As mentioned above, Tethys was one of Uranus and Gaea’s children. Her brother, Oceanus, also became her husband and together they had several children. The pair’s children included the Potamoi, the gods of the rivers, and also the Oceanids, or the ocean nymphs. The names of their children include Thetis, Metis, Amphrite, Dodone, Pleione, Neda, Nephele, Amphiro, Inachus, and Aminisos. The two actually had a lot more children than that. The Potamoi lived in all the rivers that the Ancient Greeks knew about, including the Nile River, and it is said that there were thousand of ocean nymphs. Several of their children, such as Metis who became one of Zeus’s wives and birthed the goddess Athena, played an active role in some of the Greek mythological stories.

Stories Involving Tethys

 Tethys really wasn’t an active player in Greek mythology, but she was mentioned in some of the stories. We know enough about her to know about her parentage, husband, and her children. According to Hera, she was given to Tethys and Oceanus to keep her safe while Zeus revolted against their father, Cronus. Tethys and Oceanus both had a high regard for Hera and Tethys considered her to be a stepchild of sort. This came into play later on in the myth that described why the constellation, Ursa Major, didn’t ever go below the horizon. In the story, Tethys forbade Callisto, Zeus’s lover, from touching too close to the ocean, saying that she was concerned for Hera, who was often jealous of Zeus’s consorts.

Tethys and the Titanomachy

As one of the twelve titans, Tethys was, by default, involved with the Titanomachy, or the War of the Titans.

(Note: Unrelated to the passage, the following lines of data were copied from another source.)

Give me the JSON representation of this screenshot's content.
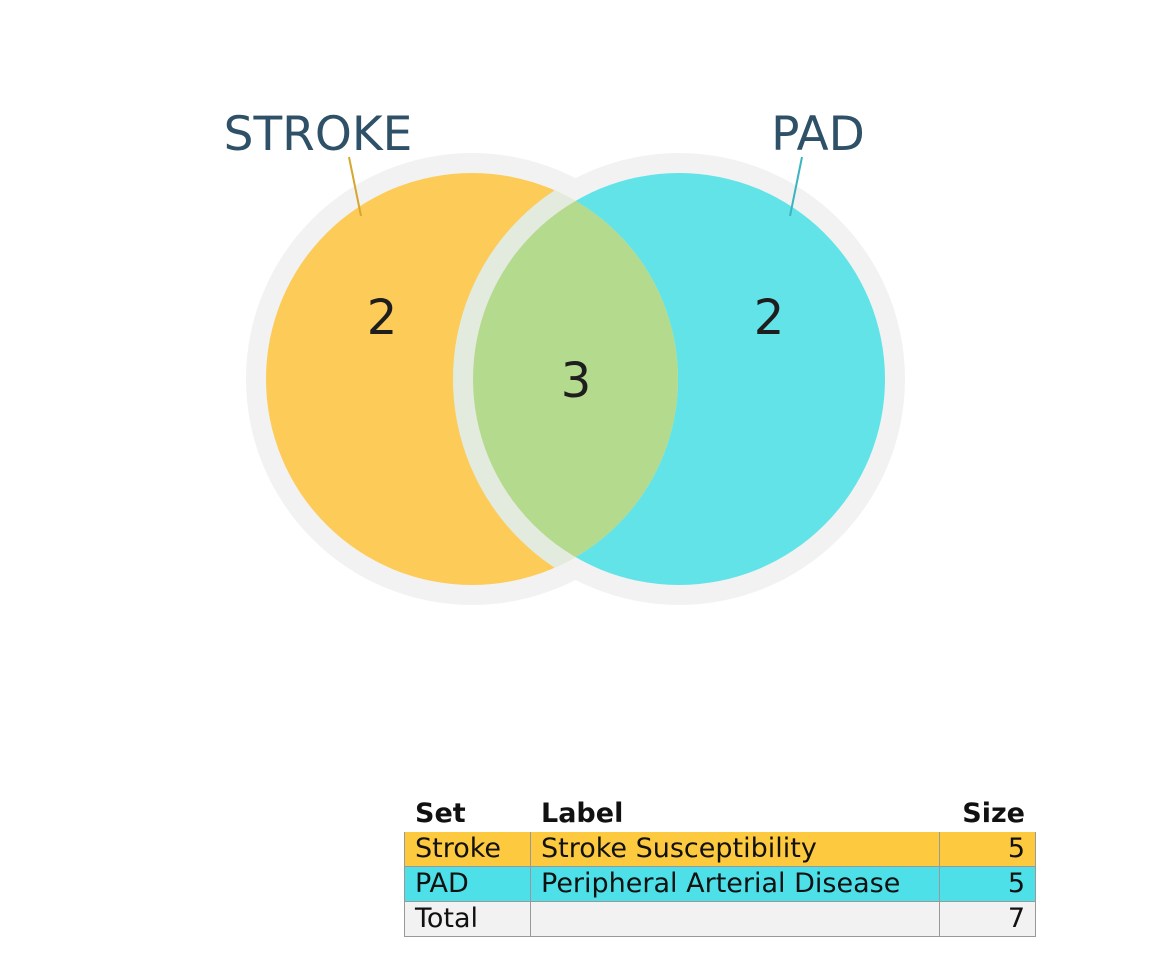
{
  "venn": {
    "sets": [
      {
        "id": "stroke",
        "label": "STROKE",
        "fill": "#fdcb58",
        "accent": "#d7a62e"
      },
      {
        "id": "pad",
        "label": "PAD",
        "fill": "#62e3e8",
        "accent": "#3bb4c1"
      }
    ],
    "regions": {
      "stroke_only": "2",
      "intersection": "3",
      "pad_only": "2"
    },
    "colors": {
      "intersection": "#b4da8e",
      "halo": "#f2f2f2",
      "label_text": "#2e5168"
    }
  },
  "table": {
    "headers": {
      "set": "Set",
      "label": "Label",
      "size": "Size"
    },
    "rows": [
      {
        "set": "Stroke",
        "label": "Stroke Susceptibility",
        "size": "5",
        "color": "#fdc93e"
      },
      {
        "set": "PAD",
        "label": "Peripheral Arterial Disease",
        "size": "5",
        "color": "#4de0e8"
      },
      {
        "set": "Total",
        "label": "",
        "size": "7",
        "color": "#f2f2f2"
      }
    ]
  }
}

In the story Zeus, the titan Cronus’s only child whom he hadn’t swallowed whole, revolted against his father and after that, worked with his allies to depose the titans. One of the only mentions in Greek mythology of her involvement with this war involve when Zeus sent Hera to Tethys and Oceanus so they could keep her safe while Zeus deposed Cronus. This formed a bond between Hera and Tethys that would come into play later on.

Although Tethys wasn’t a major goddess and didn’t really have an active role in some of the stories, she was still important. She was the mother of several children, many of whom played a part in some of the most memorable stories in Greek mythology. For instance, Metis was the goddess Athena’s mother and also one of the children of Tethys and Oceanus.